House Freedom Caucus conservatives believe they are growing stronger within the GOP, and they are likely to look for more opportunities to flex their muscles over the next year.

Even if Wisconsin Rep. Paul D. Ryan agrees to run for speaker, the division in the Republican Party will not disappear. Conservatives who see Speaker John A. Boehner and Senate Majority Leader Mitch McConnell as adversaries rather than allies will never embrace compromise, and they will forever believe that nominating someone for president who can offer a sharp contrast with Democrats will bring out millions of new conservative voters.

It’s time to make the anti-establishment wing of the GOP put up or shut up.

For years, the most conservative elements of the party have complained about nominees such as Bob Dole, John McCain and Mitt Romney, seeing those Republican leaders as pragmatists who didn’t deeply hold conservative principles and weren’t worthy of the label “Republican.”

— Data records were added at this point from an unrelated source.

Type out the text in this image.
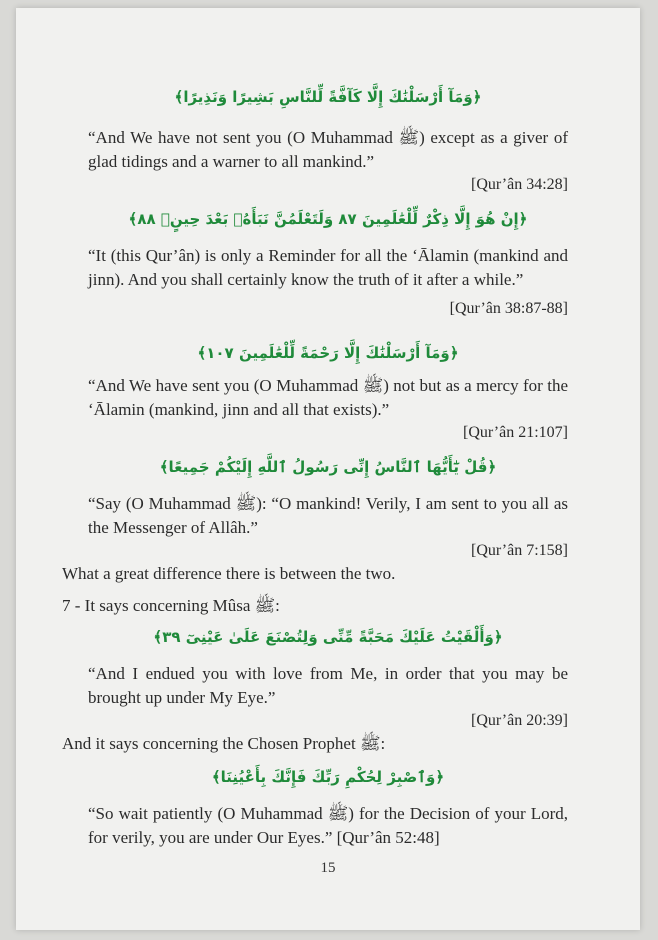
﴿وَمَآ أَرْسَلْنَٰكَ إِلَّا كَآفَّةً لِّلنَّاسِ بَشِيرًا وَنَذِيرًا﴾
“And We have not sent you (O Muhammad ﷺ) except as a giver of glad tidings and a warner to all mankind.”
[Qur’ân 34:28]
﴿إِنْ هُوَ إِلَّا ذِكْرٌ لِّلْعَٰلَمِينَ ٨٧ وَلَتَعْلَمُنَّ نَبَأَهُۥ بَعْدَ حِينٍۭ ٨٨﴾
“It (this Qur’ân) is only a Reminder for all the ‘Ālamin (mankind and jinn). And you shall certainly know the truth of it after a while.”
[Qur’ân 38:87-88]
﴿وَمَآ أَرْسَلْنَٰكَ إِلَّا رَحْمَةً لِّلْعَٰلَمِينَ ١٠٧﴾
“And We have sent you (O Muhammad ﷺ) not but as a mercy for the ‘Ālamin (mankind, jinn and all that exists).”
[Qur’ân 21:107]
﴿قُلْ يَٰٓأَيُّهَا ٱلنَّاسُ إِنِّى رَسُولُ ٱللَّهِ إِلَيْكُمْ جَمِيعًا﴾
“Say (O Muhammad ﷺ): “O mankind! Verily, I am sent to you all as the Messenger of Allâh.”
[Qur’ân 7:158]
What a great difference there is between the two.
7 - It says concerning Mûsa ﷺ:
﴿وَأَلْقَيْتُ عَلَيْكَ مَحَبَّةً مِّنِّى وَلِتُصْنَعَ عَلَىٰ عَيْنِىٓ ٣٩﴾
“And I endued you with love from Me, in order that you may be brought up under My Eye.”
[Qur’ân 20:39]
And it says concerning the Chosen Prophet ﷺ:
﴿وَٱصْبِرْ لِحُكْمِ رَبِّكَ فَإِنَّكَ بِأَعْيُنِنَا﴾
“So wait patiently (O Muhammad ﷺ) for the Decision of your Lord, for verily, you are under Our Eyes.” [Qur’ân 52:48]
15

According to those conservatives, the GOP loses when “squishy” Republican nominees don’t offer voters a sharp contrast, and because of that, millions of conservative voters sit at home, unexcited with the choices offered.

Even the government shutdown of two years ago didn’t convince tea party conservatives in Congress that their strategy was unwise and backfired dramatically. After all, they now can note — Republicans made additional House and Senate gains in 2014, even after all the media hysteria associated with the shutdown.

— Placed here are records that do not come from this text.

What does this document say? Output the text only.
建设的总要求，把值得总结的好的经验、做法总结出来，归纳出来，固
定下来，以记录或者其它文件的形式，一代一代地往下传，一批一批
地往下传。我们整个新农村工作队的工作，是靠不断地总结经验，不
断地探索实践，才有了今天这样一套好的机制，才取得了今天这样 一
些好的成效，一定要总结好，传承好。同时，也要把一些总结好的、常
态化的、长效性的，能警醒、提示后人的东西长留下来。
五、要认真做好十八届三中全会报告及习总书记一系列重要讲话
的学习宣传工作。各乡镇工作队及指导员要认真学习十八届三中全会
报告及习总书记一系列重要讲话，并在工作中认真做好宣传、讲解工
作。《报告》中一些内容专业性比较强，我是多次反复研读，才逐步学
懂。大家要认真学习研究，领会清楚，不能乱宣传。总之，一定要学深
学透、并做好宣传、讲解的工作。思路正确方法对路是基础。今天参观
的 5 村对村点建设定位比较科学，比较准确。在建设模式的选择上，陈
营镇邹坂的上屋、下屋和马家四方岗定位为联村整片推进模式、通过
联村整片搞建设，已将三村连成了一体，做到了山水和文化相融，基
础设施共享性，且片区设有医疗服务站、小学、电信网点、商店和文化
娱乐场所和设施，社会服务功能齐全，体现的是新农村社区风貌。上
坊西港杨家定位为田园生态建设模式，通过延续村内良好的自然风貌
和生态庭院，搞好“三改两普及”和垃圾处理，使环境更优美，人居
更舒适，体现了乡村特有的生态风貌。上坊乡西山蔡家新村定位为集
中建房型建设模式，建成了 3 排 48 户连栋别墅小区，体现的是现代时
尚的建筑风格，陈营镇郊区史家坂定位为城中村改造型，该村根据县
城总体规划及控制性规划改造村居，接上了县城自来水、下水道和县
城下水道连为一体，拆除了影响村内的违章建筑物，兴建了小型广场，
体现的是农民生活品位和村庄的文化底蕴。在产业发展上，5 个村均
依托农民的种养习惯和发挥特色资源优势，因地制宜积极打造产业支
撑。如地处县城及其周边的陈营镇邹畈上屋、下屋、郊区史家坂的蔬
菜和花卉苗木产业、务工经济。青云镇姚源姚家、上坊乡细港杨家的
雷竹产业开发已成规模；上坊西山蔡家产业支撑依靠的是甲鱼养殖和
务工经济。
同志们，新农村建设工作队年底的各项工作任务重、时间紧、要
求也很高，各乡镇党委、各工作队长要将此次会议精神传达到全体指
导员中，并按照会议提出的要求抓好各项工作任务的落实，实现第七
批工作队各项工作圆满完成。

Of course, national polling from respectable pollsters showed substantial damage to the GOP brand during the shutdown, but the party was saved by the administration’s messy launch of its Obamacare website. It isn’t clear that Democratic ineptness will save Republicans from themselves a second time.

So, the GOP has been and remains a political party at war with itself. And because of that, the congressional wing of the party will remain paralyzed, with as few as a three or four dozen conservatives (sometimes many more) making it impossible for the party’s leadership to lead.

Cruz has been a cheerleader for those House Republicans who are most adamant in opposing compromise. Indeed, The New York Times noted that while Cruz “conceded defeat” when Congress voted to end the 16-day government shutdown, he did not “express contrition.”

“Unfortunately, the Washington establishment is failing to listen to the American people,” the Texas senator said, according to the Times.

Cruz wasn’t alone in believing “the American people” were on his side. Fewer than half of House Republicans voted for the measure to end the shutdown, and that bill passed only because House GOP leadership was willing to rely on Democratic votes to make up for Republican defections.

As a spokesman for the no compromise, anti-establishment wing of his party, Cruz would be the ideal presidential nominee for conservatives tired of Republican leaders. He could ask a like-minded governor, possibly Louisiana’s Bobby Jindal, to join his ticket, giving voters the clear choice that conservatives claim they never have.

But could Cruz win? I don’t think so. He might well carry all or most of the 22 states that McCain carried in 2008, and if the Democratic nominee is damaged badly enough and Barack Obama’s standing in national polls low enough, I suppose it might be possible that he could win.

But it is far more likely that Cruz would underperform among swing voters and suffer additional Republican defections. His nomination would enable Democrats to make the election a referendum on him and the tea party, and it isn’t difficult to imagine 2016 becoming a modern day version of 1964, when Republicans suffered a humiliating defeat.

A Cruz nomination would virtually guarantee Democratic control of the Senate after November’s elections. GOP senators in states such as Wisconsin, Pennsylvania, New Hampshire and, of course, Illinois would have little chance of being re-elected, and the party’s prospects in a handful of other Senate races, (e.g., Florida, Ohio, North Carolina and even Arizona) would suddenly become more worrisome.

Given the relatively low number of truly competitive House districts, the GOP might well be able to retain control of the House, but even that is not certain.

So why should the GOP nominate Cruz if it entails so much risk? Because a clear and convincing defeat is the only thing in the foreseeable future that has any chance of convincing Freedom Caucus types in the Republican Party that their strategy is flawed and they have helped damage the Republican brand. (Alas, even a crushing defeat wouldn’t convince everyone.)

Until that happens, Republicans, and the country in general, seem destined to suffer through more months of legislative shutdowns and gridlock that will further weaken the country.